Sergei Mikhailovich Prokudin-Gorskii (1863-1944), a color photographer pioneer, traveled across the Russian Empire and captured color photographs of his surroundings. He was a man ahead of his time and envisioned that the future would have color photographs. He captured the images by recording three exposures of every scene onto a glass plate with the Red, Green, and Blue filters. His RGB glass plate negatives survived and the Library of Congress (LoC) purchased them and recently made the digitized versions available online.
The goal of this project is to use image processing techniques to automatically produce a color image from the digitized glass plate images captured by Prokudin-Gorskii.
The digitized glass plate images provided are a set of hi and low-resolution images. See below for examples.
The digitized glass plate images were colorized by firstly splitting the images into three color channels, Red (R), Green (G) and Blue (B), and then aligned and stacked to form a single RGB color image. The B channel was used as the base channel to align the R and G channels. The use of the B channel as the base channel will be later investigated. This investigation was inspired by Saurav Mittal’s Fall 2020 project submission. Saurav experimented on using different base channels and obtained interesting results.
Alignment of the images can be achieved in many ways. The exhaustive search approach was used to align low-res images and the image pyramid approach was used on hi-res images.
To align the RGB channels, the following matching metrics were considered:
Sum of Squared Difference(SSD) or \(L_2\) norm: \[ SSD = \sum_{i=1}^{n}\sum_{j=1}^{m} (Image_1(i,j) - Image_2(i,j))^2 \]
Normalized Cross-Correlation (NCC): \[
NCC = \frac{Image_{1}}{||Image_{1}||} \cdot \frac{Image_{2}}{||Image_{2}||}
\]
SSD appears to align the images better than when using NCC and the program runs faster when using SSD. Hence SSD will be the matching metric used in this project to align the images.
Exhaustive search is a brute force method for aligning images. It involves splitting the image into RGB channels, then searching over a window of possible displacements, using a range of [-20,20]. Each displacement is scored using a matching metric to identify the best displacement vector (x,y) that will result in the lowest SSD score. The identified best displacement vector (x,y) is used to shift the original image to align with the base channel.
The images below were aligned using the Blue channel as the base channel.
Running an exhaustive search on the hi-res images took a long time to complete. This is why using the Image pyramid approach for hi-res images is recommended because it efficiently tries to align the channels from low level to high-level scales of the image.
The Image Pyramid approach involves rescaling the channels by a factor of 2 and then, starting with the smallest scale level pyramid, the best displacement vector (x,y) for alignment is identified by minimizing the matching metric at each level. This displacement vector is then accumulatively applied to shift the original image.
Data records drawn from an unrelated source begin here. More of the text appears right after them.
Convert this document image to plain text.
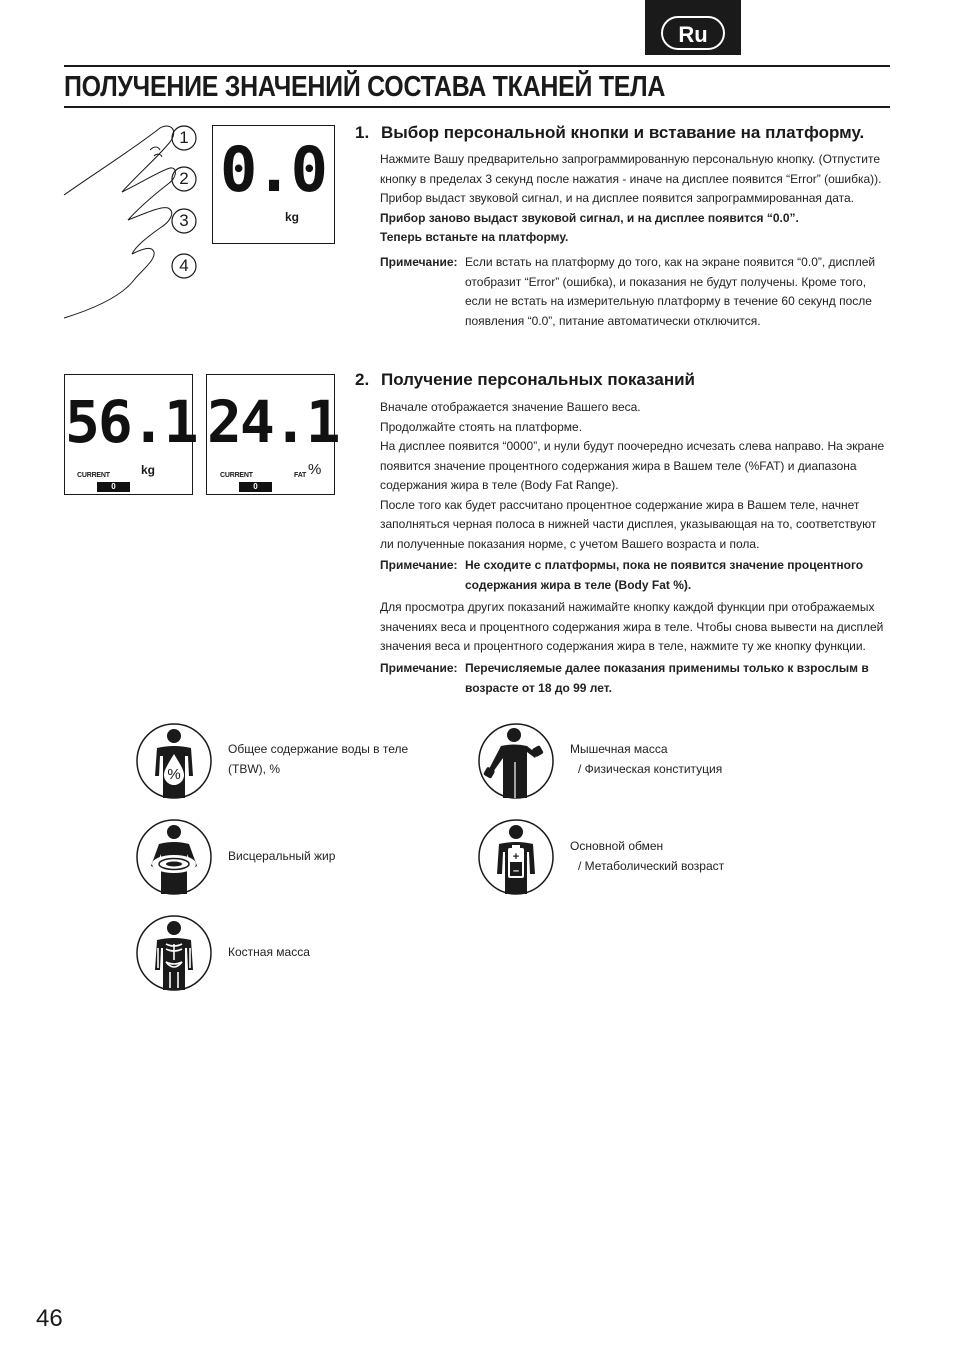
Ru
ПОЛУЧЕНИЕ ЗНАЧЕНИЙ СОСТАВА ТКАНЕЙ ТЕЛА
1
2
3
4
0.0
kg
1. Выбор персональной кнопки и вставание на платформу.

Нажмите Вашу предварительно запрограммированную персональную кнопку. (Отпустите кнопку в пределах 3 секунд после нажатия - иначе на дисплее появится “Error” (ошибка)). Прибор выдаст звуковой сигнал, и на дисплее появится запрограммированная дата.

Прибор заново выдаст звуковой сигнал, и на дисплее появится “0.0”.

Теперь встаньте на платформу.

Примечание: Если встать на платформу до того, как на экране появится “0.0”, дисплей отобразит “Error” (ошибка), и показания не будут получены. Кроме того, если не встать на измерительную платформу в течение 60 секунд после появления “0.0”, питание автоматически отключится.
56.1
kg
CURRENT
0
24.1
FAT %
CURRENT
0
2. Получение персональных показаний

Вначале отображается значение Вашего веса.

Продолжайте стоять на платформе.

На дисплее появится “0000”, и нули будут поочередно исчезать слева направо. На экране появится значение процентного содержания жира в Вашем теле (%FAT) и диапазона содержания жира в теле (Body Fat Range).

После того как будет рассчитано процентное содержание жира в Вашем теле, начнет заполняться черная полоса в нижней части дисплея, указывающая на то, соответствуют ли полученные показания норме, с учетом Вашего возраста и пола.

Примечание: Не сходите с платформы, пока не появится значение процентного содержания жира в теле (Body Fat %).

Для просмотра других показаний нажимайте кнопку каждой функции при отображаемых значениях веса и процентного содержания жира в теле. Чтобы снова вывести на дисплей значения веса и процентного содержания жира в теле, нажмите ту же кнопку функции.

Примечание: Перечисляемые далее показания применимы только к взрослым в возрасте от 18 до 99 лет.
%
Общее содержание воды в теле
(TBW), %
Висцеральный жир
Костная масса
Мышечная масса
/ Физическая конституция
+
–
Основной обмен
/ Метаболический возраст
46
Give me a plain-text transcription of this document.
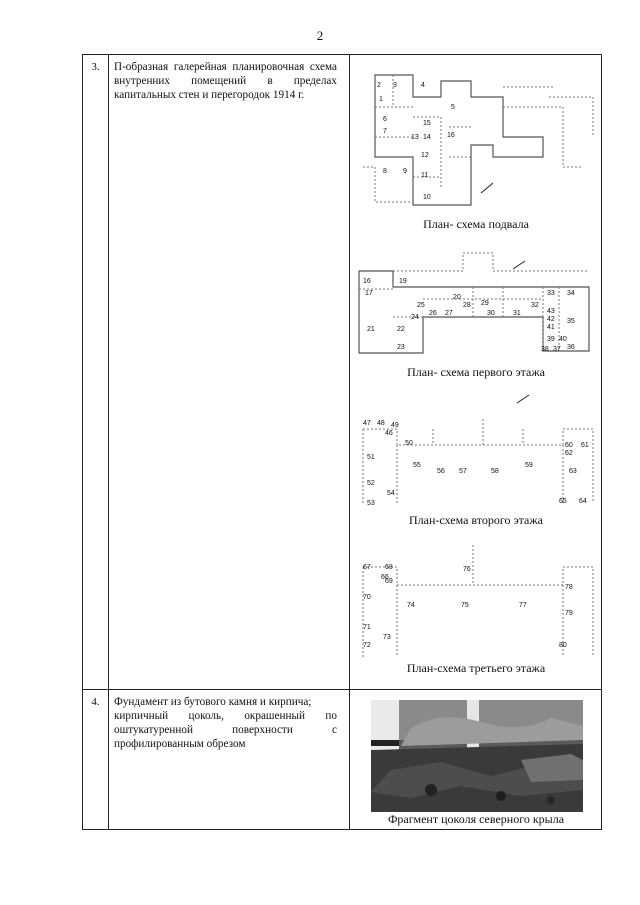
2
3.	П-образная галерейная планировочная схема внутренних помещений в пределах капитальных стен и перегородок 1914 г.

2 3	4
1
5
6
7
8 9
10
11
12
13 14
15
16
План- схема подвала
16
17
19
20
21	22
23
24
25
26 27
28 29
30	31
32
33 34
35
36
37
38
39 40
41
42
43
План- схема первого этажа
46
47 48 49
50
51
52
53
54
55
56 57	58
59
60 61
62
63
64
65
План-схема второго этажа
66
67 68
69
70
71
72
73
74	75
76
77
78
79
80
План-схема третьего этажа
4.	Фундамент из бутового камня и кирпича;

кирпичный цоколь, окрашенный по оштукатуренной поверхности с профилированным обрезом

Фрагмент цоколя северного крыла
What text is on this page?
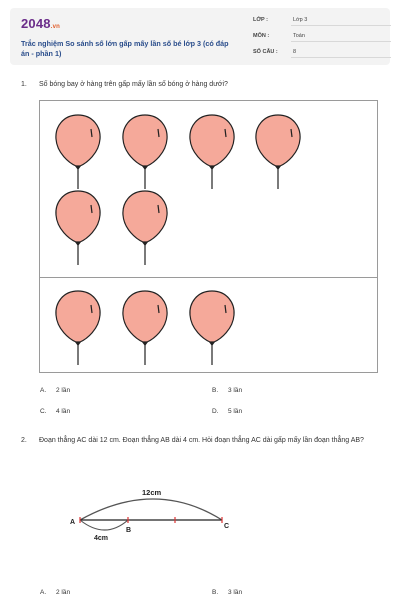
2048.vn
Trắc nghiệm So sánh số lớn gấp mấy lần số bé lớp 3 (có đáp án - phần 1)
LỚP :	Lớp 3
MÔN :	Toán
SỐ CÂU :	8
1. Số bóng bay ở hàng trên gấp mấy lần số bóng ở hàng dưới?
A. 2 lần	B. 3 lần
C. 4 lần	D. 5 lần
2. Đoạn thẳng AC dài 12 cm. Đoạn thẳng AB dài 4 cm. Hỏi đoạn thẳng AC dài gấp mấy lần đoạn thẳng AB?
12cm
A
B
C
4cm
A. 2 lần	B. 3 lần
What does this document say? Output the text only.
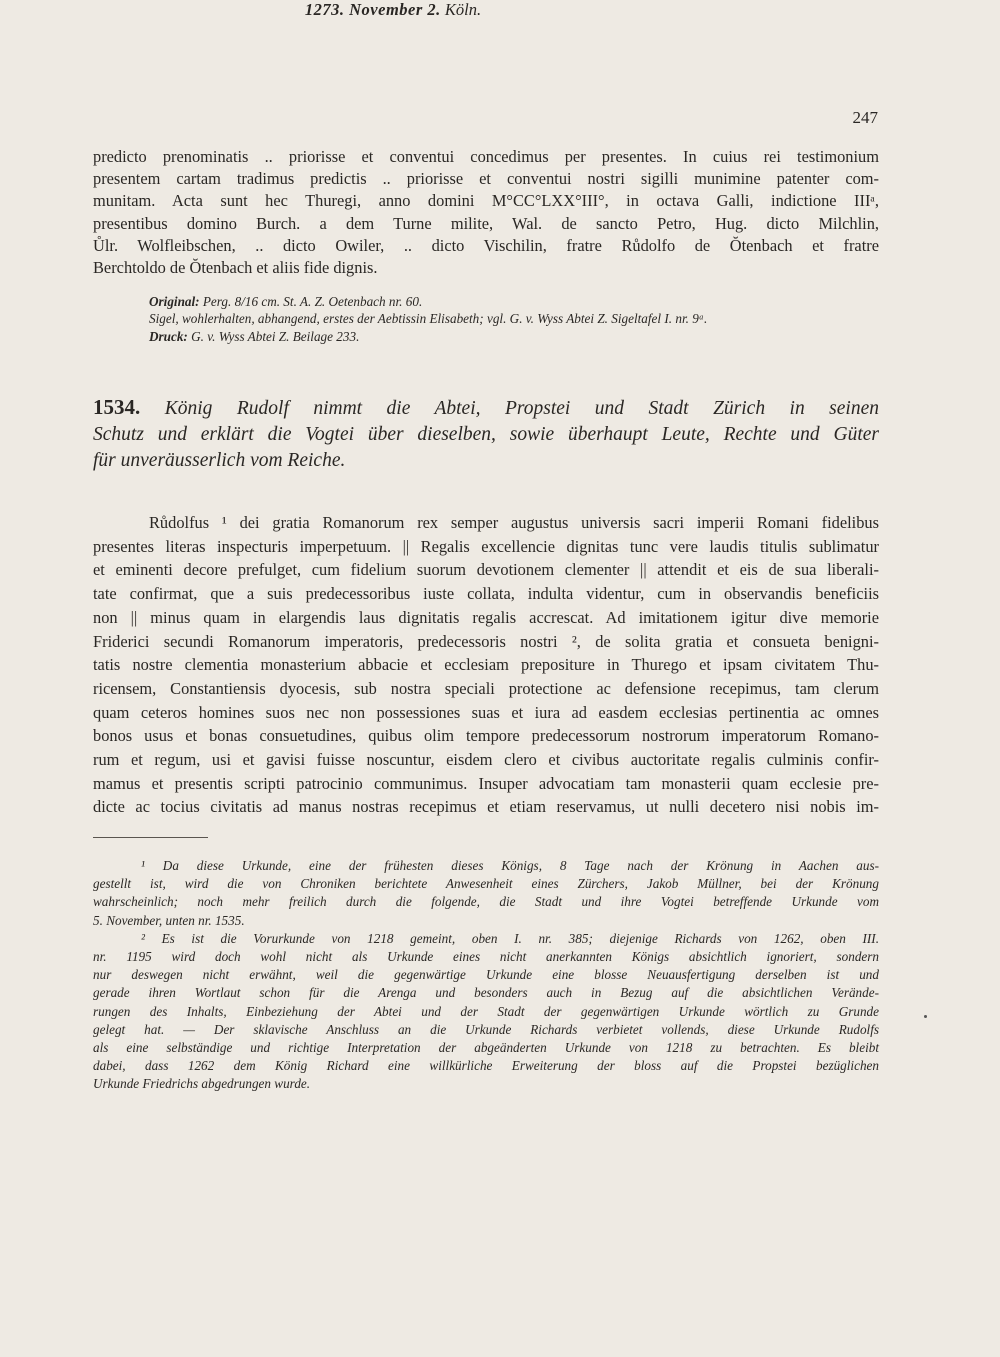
247
predicto prenominatis .. priorisse et conventui concedimus per presentes. In cuius rei testimonium
presentem cartam tradimus predictis .. priorisse et conventui nostri sigilli munimine patenter com-
munitam. Acta sunt hec Thuregi, anno domini M°CC°LXX°III°, in octava Galli, indictione IIIᵃ,
presentibus domino Burch. a dem Turne milite, Wal. de sancto Petro, Hug. dicto Milchlin,
Ůlr. Wolfleibschen, .. dicto Owiler, .. dicto Vischilin, fratre Růdolfo de Ŏtenbach et fratre
Berchtoldo de Ŏtenbach et aliis fide dignis.
Original: Perg. 8/16 cm. St. A. Z. Oetenbach nr. 60.
Sigel, wohlerhalten, abhangend, erstes der Aebtissin Elisabeth; vgl. G. v. Wyss Abtei Z. Sigeltafel I. nr. 9ᵃ.
Druck: G. v. Wyss Abtei Z. Beilage 233.
1534. König Rudolf nimmt die Abtei, Propstei und Stadt Zürich in seinen
Schutz und erklärt die Vogtei über dieselben, sowie überhaupt Leute, Rechte und Güter
für unveräusserlich vom Reiche.
1273. November 2. Köln.
Růdolfus ¹ dei gratia Romanorum rex semper augustus universis sacri imperii Romani fidelibus
presentes literas inspecturis imperpetuum. || Regalis excellencie dignitas tunc vere laudis titulis sublimatur
et eminenti decore prefulget, cum fidelium suorum devotionem clementer || attendit et eis de sua liberali-
tate confirmat, que a suis predecessoribus iuste collata, indulta videntur, cum in observandis beneficiis
non || minus quam in elargendis laus dignitatis regalis accrescat. Ad imitationem igitur dive memorie
Friderici secundi Romanorum imperatoris, predecessoris nostri ², de solita gratia et consueta benigni-
tatis nostre clementia monasterium abbacie et ecclesiam prepositure in Thurego et ipsam civitatem Thu-
ricensem, Constantiensis dyocesis, sub nostra speciali protectione ac defensione recepimus, tam clerum
quam ceteros homines suos nec non possessiones suas et iura ad easdem ecclesias pertinentia ac omnes
bonos usus et bonas consuetudines, quibus olim tempore predecessorum nostrorum imperatorum Romano-
rum et regum, usi et gavisi fuisse noscuntur, eisdem clero et civibus auctoritate regalis culminis confir-
mamus et presentis scripti patrocinio communimus. Insuper advocatiam tam monasterii quam ecclesie pre-
dicte ac tocius civitatis ad manus nostras recepimus et etiam reservamus, ut nulli decetero nisi nobis im-
¹ Da diese Urkunde, eine der frühesten dieses Königs, 8 Tage nach der Krönung in Aachen aus-
gestellt ist, wird die von Chroniken berichtete Anwesenheit eines Zürchers, Jakob Müllner, bei der Krönung
wahrscheinlich; noch mehr freilich durch die folgende, die Stadt und ihre Vogtei betreffende Urkunde vom
5. November, unten nr. 1535.
² Es ist die Vorurkunde von 1218 gemeint, oben I. nr. 385; diejenige Richards von 1262, oben III.
nr. 1195 wird doch wohl nicht als Urkunde eines nicht anerkannten Königs absichtlich ignoriert, sondern
nur deswegen nicht erwähnt, weil die gegenwärtige Urkunde eine blosse Neuausfertigung derselben ist und
gerade ihren Wortlaut schon für die Arenga und besonders auch in Bezug auf die absichtlichen Verände-
rungen des Inhalts, Einbeziehung der Abtei und der Stadt der gegenwärtigen Urkunde wörtlich zu Grunde
gelegt hat. — Der sklavische Anschluss an die Urkunde Richards verbietet vollends, diese Urkunde Rudolfs
als eine selbständige und richtige Interpretation der abgeänderten Urkunde von 1218 zu betrachten. Es bleibt
dabei, dass 1262 dem König Richard eine willkürliche Erweiterung der bloss auf die Propstei bezüglichen
Urkunde Friedrichs abgedrungen wurde.
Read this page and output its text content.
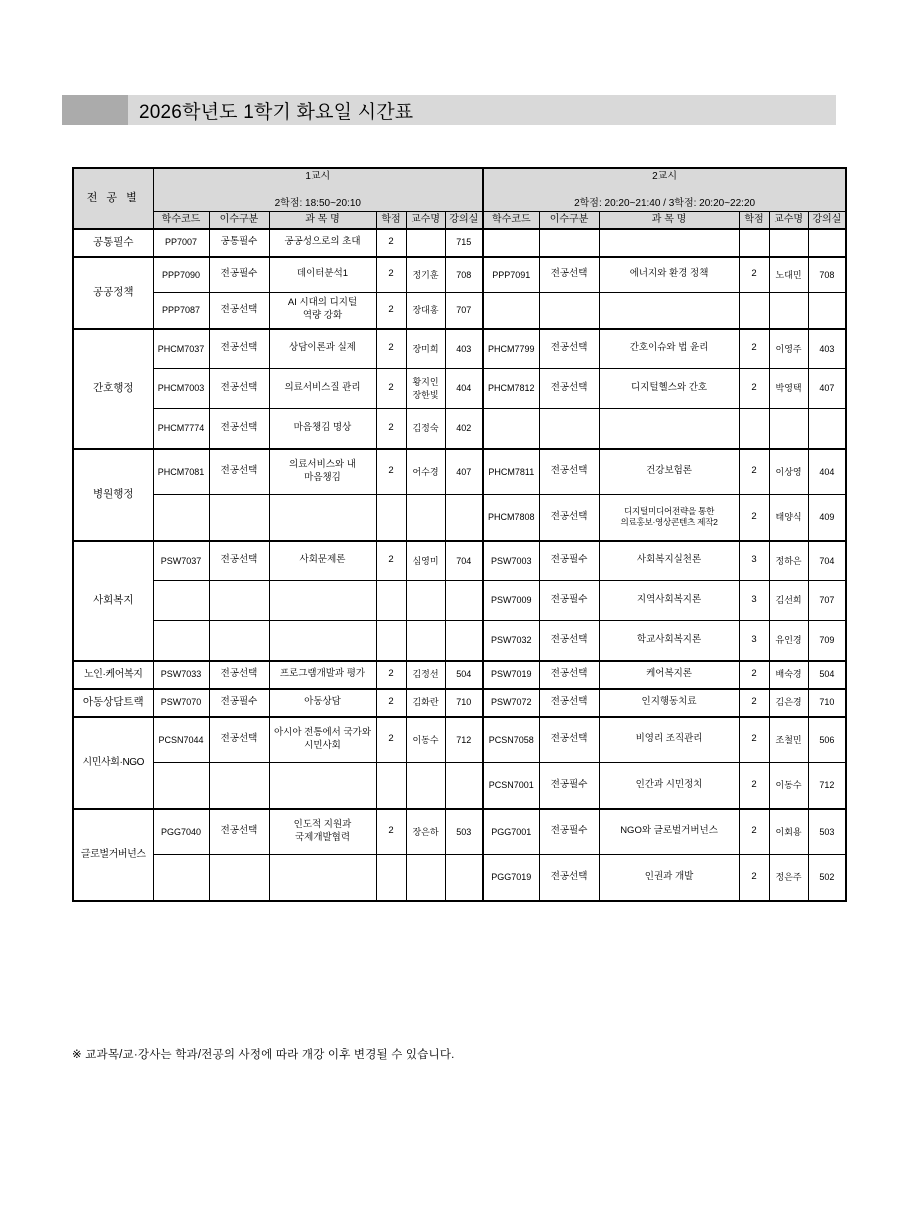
2026학년도 1학기 화요일 시간표
전 공 별	
1교시
2학점: 18:50~20:10

2교시
2학점: 20:20~21:40 / 3학점: 20:20~22:20

	학수코드	이수구분	과 목 명	학점	교수명	강의실	학수코드	이수구분	과 목 명	학점	교수명	강의실
공통필수	PP7007	공통필수	공공성으로의 초대	2		715						
공공정책	PPP7090	전공필수	데이터분석1	2	정기훈	708	PPP7091	전공선택	에너지와 환경 정책	2	노대민	708
	PPP7087	전공선택	AI 시대의 디지털
역량 강화	2	장대홍	707						
간호행정	PHCM7037	전공선택	상담이론과 실제	2	장미희	403	PHCM7799	전공선택	간호이슈와 법 윤리	2	이영주	403
	PHCM7003	전공선택	의료서비스질 관리	2	황지인
장한빛	404	PHCM7812	전공선택	디지털헬스와 간호	2	박영택	407
	PHCM7774	전공선택	마음챙김 명상	2	김정숙	402						
병원행정	PHCM7081	전공선택	의료서비스와 내
마음챙김	2	어수경	407	PHCM7811	전공선택	건강보험론	2	이상영	404
							PHCM7808	전공선택	디지털미디어전략을 통한
의료홍보·영상콘텐츠 제작2	2	태양식	409
사회복지	PSW7037	전공선택	사회문제론	2	심영미	704	PSW7003	전공필수	사회복지실천론	3	정하은	704
							PSW7009	전공필수	지역사회복지론	3	김선희	707
							PSW7032	전공선택	학교사회복지론	3	유인경	709
노인·케어복지	PSW7033	전공선택	프로그램개발과 평가	2	김정선	504	PSW7019	전공선택	케어복지론	2	배숙경	504
아동상담트랙	PSW7070	전공필수	아동상담	2	김화란	710	PSW7072	전공선택	인지행동치료	2	김은경	710
시민사회·NGO	PCSN7044	전공선택	아시아 전통에서 국가와
시민사회	2	이동수	712	PCSN7058	전공선택	비영리 조직관리	2	조철민	506
							PCSN7001	전공필수	인간과 시민정치	2	이동수	712
글로벌거버넌스	PGG7040	전공선택	인도적 지원과
국제개발협력	2	장은하	503	PGG7001	전공필수	NGO와 글로벌거버넌스	2	이회용	503
							PGG7019	전공선택	인권과 개발	2	정은주	502
※ 교과목/교·강사는 학과/전공의 사정에 따라 개강 이후 변경될 수 있습니다.
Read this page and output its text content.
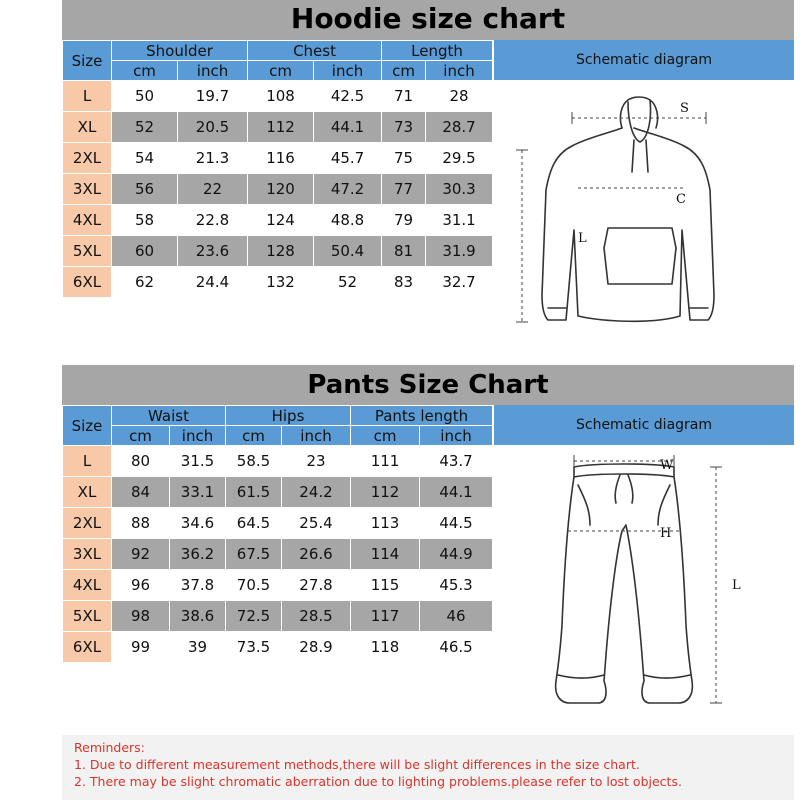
Hoodie size chart
Size	Shoulder		Chest		Length	
	cm	inch	cm	inch	cm	inch
L	50	19.7	108	42.5	71	28
XL	52	20.5	112	44.1	73	28.7
2XL	54	21.3	116	45.7	75	29.5
3XL	56	22	120	47.2	77	30.3
4XL	58	22.8	124	48.8	79	31.1
5XL	60	23.6	128	50.4	81	31.9
6XL	62	24.4	132	52	83	32.7
Schematic diagram
S
C
L
Pants Size Chart
Size	Waist		Hips		Pants length	
	cm	inch	cm	inch	cm	inch
L	80	31.5	58.5	23	111	43.7
XL	84	33.1	61.5	24.2	112	44.1
2XL	88	34.6	64.5	25.4	113	44.5
3XL	92	36.2	67.5	26.6	114	44.9
4XL	96	37.8	70.5	27.8	115	45.3
5XL	98	38.6	72.5	28.5	117	46
6XL	99	39	73.5	28.9	118	46.5
Schematic diagram
W
H
L
Reminders:
1. Due to different measurement methods,there will be slight differences in the size chart.
2. There may be slight chromatic aberration due to lighting problems.please refer to lost objects.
There are many ways that the images can be visually improved. Two ways of improving the appearance of the images were considered, namely, base channel selection and cropping. These adjustments were implemented from scratch in python.
As mentioned, this adjustment was inspired by Suvvatal’s project submission to test the appearance of the images for different base channels. From the images below, aligning the Red and Blue channel to the Green channel improved some of the images’ appearance. It can be seen from the monastery image below that using the Green channel as the base channel has drastically improved the image’s appearance.
The black and white border around the images makes the image less appealing. As seen below, removing the border improves the images’ alignment and also the image’s appearance. 20% of the border was cropped out of the RGB channels and after the final image’s alignment. This has improved the images’ appearance.
This Emir image below further supports the selection of the Green base channel for alignment and cropping channel images during and after alignment. The image demonstrates the effects of cropping the borders of images with different base channels. It is observed that using the Green Base Channel dramatically improved the image’s appearance.
These are additional photos I ran through the multiscale algorithm.
Aligning images using the green base channel drastically improved the appearance of the images. To the point where minimum visual adjustment is required for some of the images. Cropping the channels before and after alignment for both low and high-resolution images improved the appearance of the images. Some of the images have blemishes that can be fixed by denoising the images, and some are dull and flat and white balancing and contrasting will help make the color more realistic and pop. As a challenge for myself, I will look into creating these image adjustments from scratch.